1
votes

I'm trying to compile my first linux ARM hello world program and when I copy and run the binary to my target linux board (linuxstamp Atmel arm 9g20) I get "Illegal instruction"

I am running arm-elf-gcc-4.6 on OS X from macports. I am using Eclipse for and IDE. It looks like the build is more for a stand alone non OS program rather then code to run in linux user space. Could someone point me in the right direction?
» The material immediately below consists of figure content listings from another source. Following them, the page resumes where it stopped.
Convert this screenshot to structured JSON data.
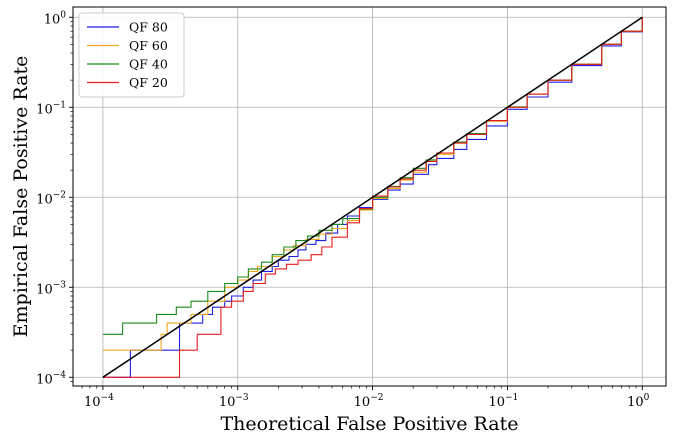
{
  "chart_data": {
    "type": "line",
    "title": "",
    "xlabel": "Theoretical False Positive Rate",
    "ylabel": "Empirical False Positive Rate",
    "xscale": "log",
    "yscale": "log",
    "xlim": [
      6e-05,
      1.5
    ],
    "ylim": [
      8e-05,
      1.3
    ],
    "grid": true,
    "legend_position": "top-left",
    "x_ticks": [
      {
        "value": 0.0001,
        "base": "10",
        "exp": "−4"
      },
      {
        "value": 0.001,
        "base": "10",
        "exp": "−3"
      },
      {
        "value": 0.01,
        "base": "10",
        "exp": "−2"
      },
      {
        "value": 0.1,
        "base": "10",
        "exp": "−1"
      },
      {
        "value": 1,
        "base": "10",
        "exp": "0"
      }
    ],
    "y_ticks": [
      {
        "value": 0.0001,
        "base": "10",
        "exp": "−4"
      },
      {
        "value": 0.001,
        "base": "10",
        "exp": "−3"
      },
      {
        "value": 0.01,
        "base": "10",
        "exp": "−2"
      },
      {
        "value": 0.1,
        "base": "10",
        "exp": "−1"
      },
      {
        "value": 1,
        "base": "10",
        "exp": "0"
      }
    ],
    "series": [
      {
        "name": "QF 80",
        "color": "#1f1fe6",
        "step": true,
        "x": [
          0.0001,
          0.00015,
          0.00016,
          0.00036,
          0.00037,
          0.00055,
          0.00065,
          0.0008,
          0.0009,
          0.0011,
          0.0013,
          0.0015,
          0.0018,
          0.002,
          0.0024,
          0.0028,
          0.0032,
          0.0038,
          0.0045,
          0.0055,
          0.0065,
          0.008,
          0.01,
          0.013,
          0.016,
          0.02,
          0.026,
          0.03,
          0.04,
          0.05,
          0.07,
          0.1,
          0.14,
          0.2,
          0.3,
          0.5,
          0.7,
          1
        ],
        "y": [
          0.0001,
          0.0001,
          0.0002,
          0.0002,
          0.0004,
          0.0005,
          0.0006,
          0.0007,
          0.0008,
          0.001,
          0.0012,
          0.0015,
          0.0017,
          0.002,
          0.0022,
          0.0026,
          0.003,
          0.0033,
          0.004,
          0.005,
          0.0062,
          0.0077,
          0.0095,
          0.012,
          0.014,
          0.018,
          0.023,
          0.027,
          0.034,
          0.044,
          0.062,
          0.095,
          0.13,
          0.19,
          0.29,
          0.48,
          0.69,
          1
        ]
      },
      {
        "name": "QF 60",
        "color": "#f0a81c",
        "step": true,
        "x": [
          0.0001,
          0.00025,
          0.00027,
          0.0003,
          0.00045,
          0.0006,
          0.0008,
          0.001,
          0.0012,
          0.0014,
          0.0018,
          0.0022,
          0.0026,
          0.0032,
          0.004,
          0.005,
          0.0065,
          0.008,
          0.01,
          0.013,
          0.016,
          0.02,
          0.025,
          0.03,
          0.04,
          0.05,
          0.07,
          0.1,
          0.14,
          0.2,
          0.3,
          0.5,
          0.7,
          1
        ],
        "y": [
          0.0002,
          0.0002,
          0.0003,
          0.0004,
          0.0005,
          0.0007,
          0.001,
          0.0012,
          0.0015,
          0.0017,
          0.0022,
          0.0026,
          0.0029,
          0.0034,
          0.0039,
          0.0045,
          0.0055,
          0.0072,
          0.0097,
          0.0125,
          0.0155,
          0.019,
          0.025,
          0.03,
          0.04,
          0.05,
          0.07,
          0.1,
          0.14,
          0.2,
          0.3,
          0.5,
          0.7,
          1
        ]
      },
      {
        "name": "QF 40",
        "color": "#1a8a1a",
        "step": true,
        "x": [
          0.0001,
          0.00014,
          0.00025,
          0.00035,
          0.00045,
          0.0006,
          0.0008,
          0.001,
          0.0012,
          0.0015,
          0.0018,
          0.0022,
          0.0027,
          0.0033,
          0.004,
          0.005,
          0.006,
          0.008,
          0.01,
          0.013,
          0.016,
          0.02,
          0.025,
          0.03,
          0.04,
          0.05,
          0.07,
          0.1,
          0.14,
          0.2,
          0.3,
          0.5,
          0.7,
          1
        ],
        "y": [
          0.0003,
          0.0004,
          0.0005,
          0.0006,
          0.0007,
          0.0009,
          0.0011,
          0.0013,
          0.0016,
          0.0019,
          0.0023,
          0.0028,
          0.0033,
          0.0037,
          0.0043,
          0.005,
          0.0058,
          0.0074,
          0.01,
          0.0132,
          0.0165,
          0.021,
          0.026,
          0.031,
          0.041,
          0.051,
          0.071,
          0.101,
          0.14,
          0.2,
          0.3,
          0.5,
          0.7,
          1
        ]
      },
      {
        "name": "QF 20",
        "color": "#e81d1d",
        "step": true,
        "x": [
          0.0001,
          0.00035,
          0.00037,
          0.0005,
          0.0007,
          0.00075,
          0.0009,
          0.0011,
          0.0013,
          0.0016,
          0.0019,
          0.0023,
          0.0028,
          0.0035,
          0.0042,
          0.005,
          0.0065,
          0.008,
          0.01,
          0.013,
          0.016,
          0.02,
          0.025,
          0.03,
          0.04,
          0.05,
          0.07,
          0.1,
          0.14,
          0.2,
          0.3,
          0.5,
          0.7,
          1
        ],
        "y": [
          0.0001,
          0.0001,
          0.0002,
          0.0003,
          0.0003,
          0.0006,
          0.0007,
          0.0009,
          0.0011,
          0.0014,
          0.0016,
          0.0018,
          0.002,
          0.0023,
          0.0028,
          0.0036,
          0.0052,
          0.0075,
          0.0103,
          0.013,
          0.016,
          0.02,
          0.025,
          0.031,
          0.04,
          0.05,
          0.071,
          0.1,
          0.14,
          0.2,
          0.3,
          0.5,
          0.7,
          1
        ]
      },
      {
        "name": "",
        "color": "#000000",
        "step": false,
        "x": [
          0.0001,
          1
        ],
        "y": [
          0.0001,
          1
        ]
      }
    ]
  }
}
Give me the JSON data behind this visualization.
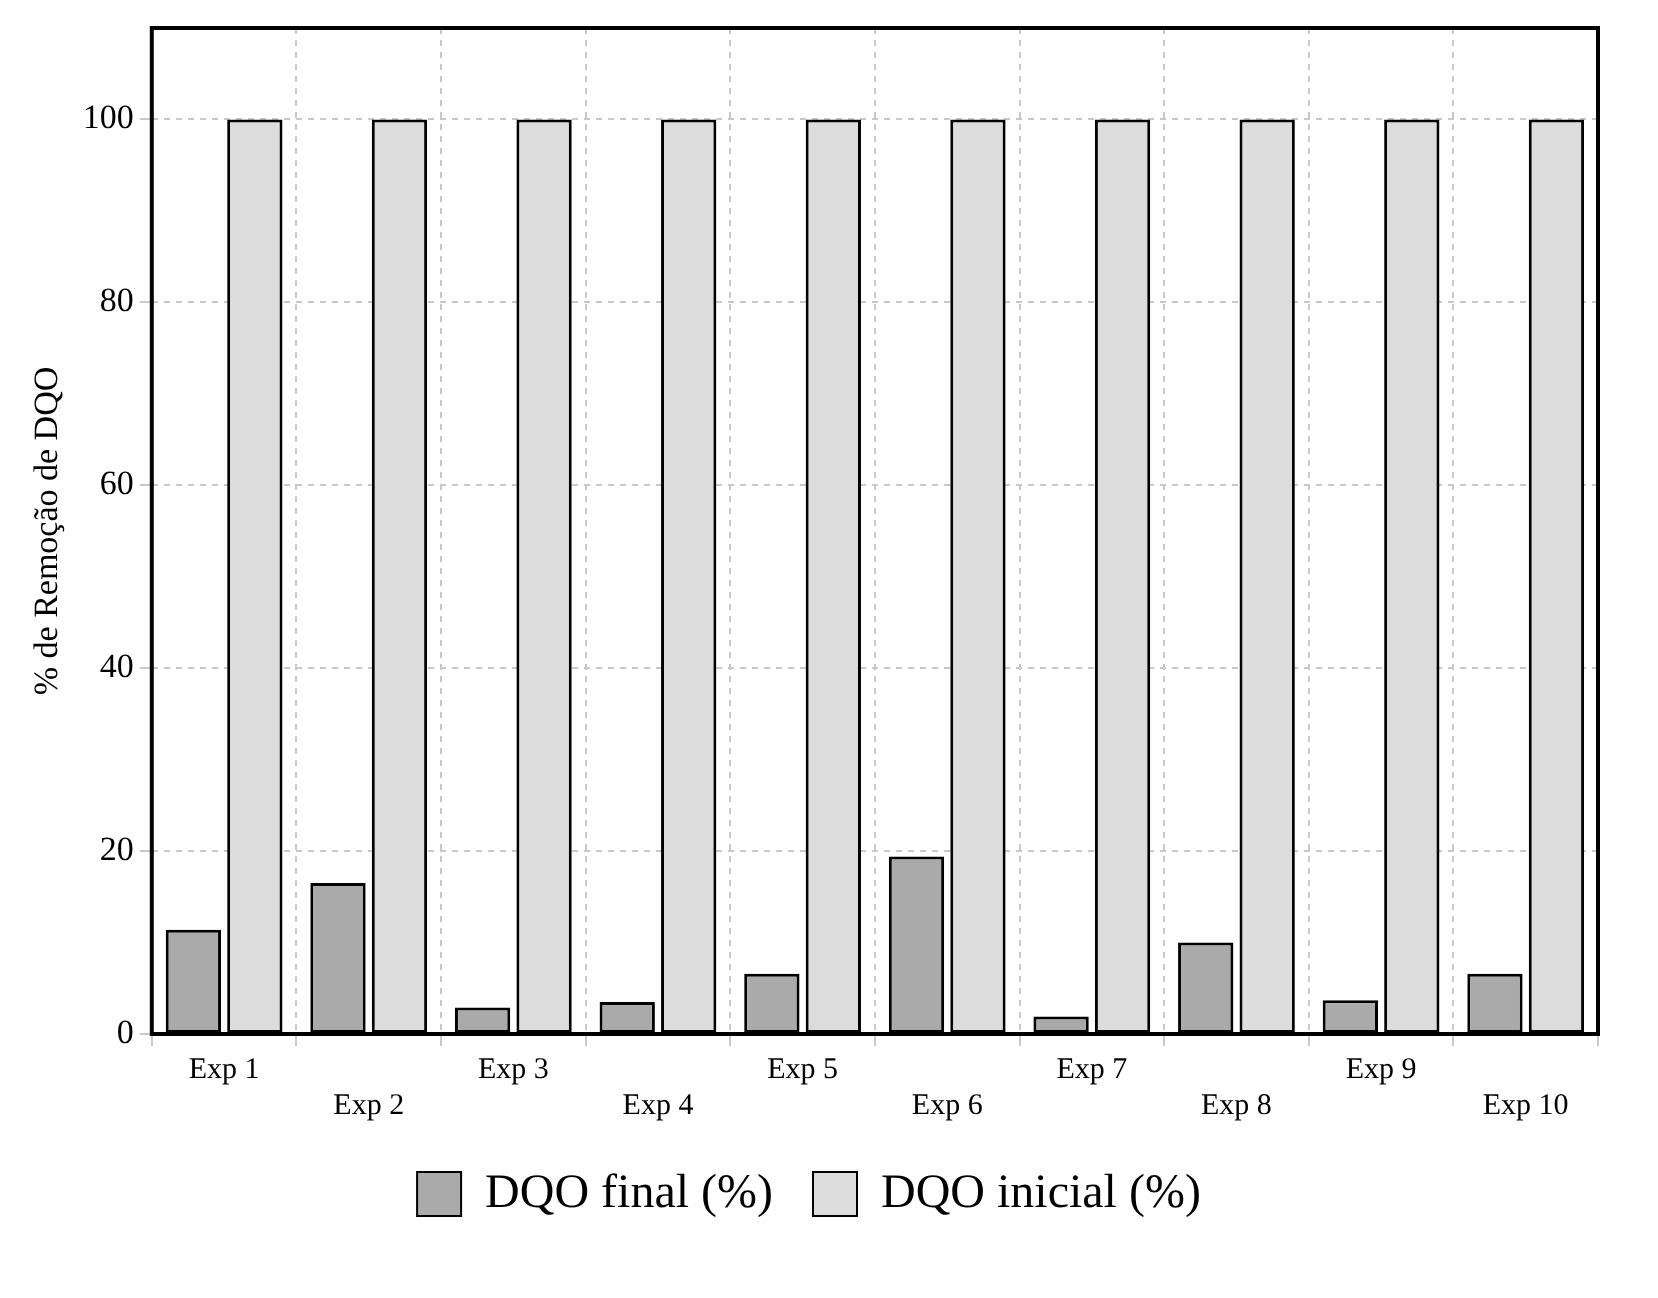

Thanks.

code:

#include<stdio.h>

int main(){
    printf("hello world\n");
    return 0;
}

Build of configuration Release for project ArmTest **

make all Building target: ArmTest.elf Invoking: ARM Mac OS X GCC C Linker /opt/local/bin/arm-elf-gcc-4.6 -nostartfiles -Wl,-Map,ArmTest.map -mcpu=arm920 -mthumb -o"ArmTest.elf" ./main.o
/opt/local/lib/gcc/arm-elf/4.6.0/../../../../arm-elf/bin/ld: warning: cannot find entry symbol _start; defaulting to 0000000000008000 Finished building target: ArmTest.elf

Invoking: ARM Mac OS X GNU Create Flash Image /opt/local/bin/arm-elf-objcopy -O binary ArmTest.elf "ArmTest.hex" Finished building: ArmTest.hex

Invoking: ARM Mac OS X GNU Create Listing /opt/local/bin/arm-elf-objdump -h -S ArmTest.elf >"ArmTest.lst" Finished building: ArmTest.lst

Invoking: ARM Mac OS X GNU Print Size /opt/local/bin/arm-elf-size --format=berkeley ArmTest.elf text data bss dec hex filename 8112 2104 232 10448 28d0 ArmTest.elf Finished building: ArmTest.siz

1

1 Answers

0
votes

I am running arm-elf-gcc-4.6 on OS X from macports [...] It looks like the build is more for a stand alone non OS program rather then code to run in linux user space.

Indeed, this is for embedded ARM devices without Linux OS. The Linux variant of gcc as cross compiler for ARM should have "linux" somewhere in its name like "arm-linux-gcc".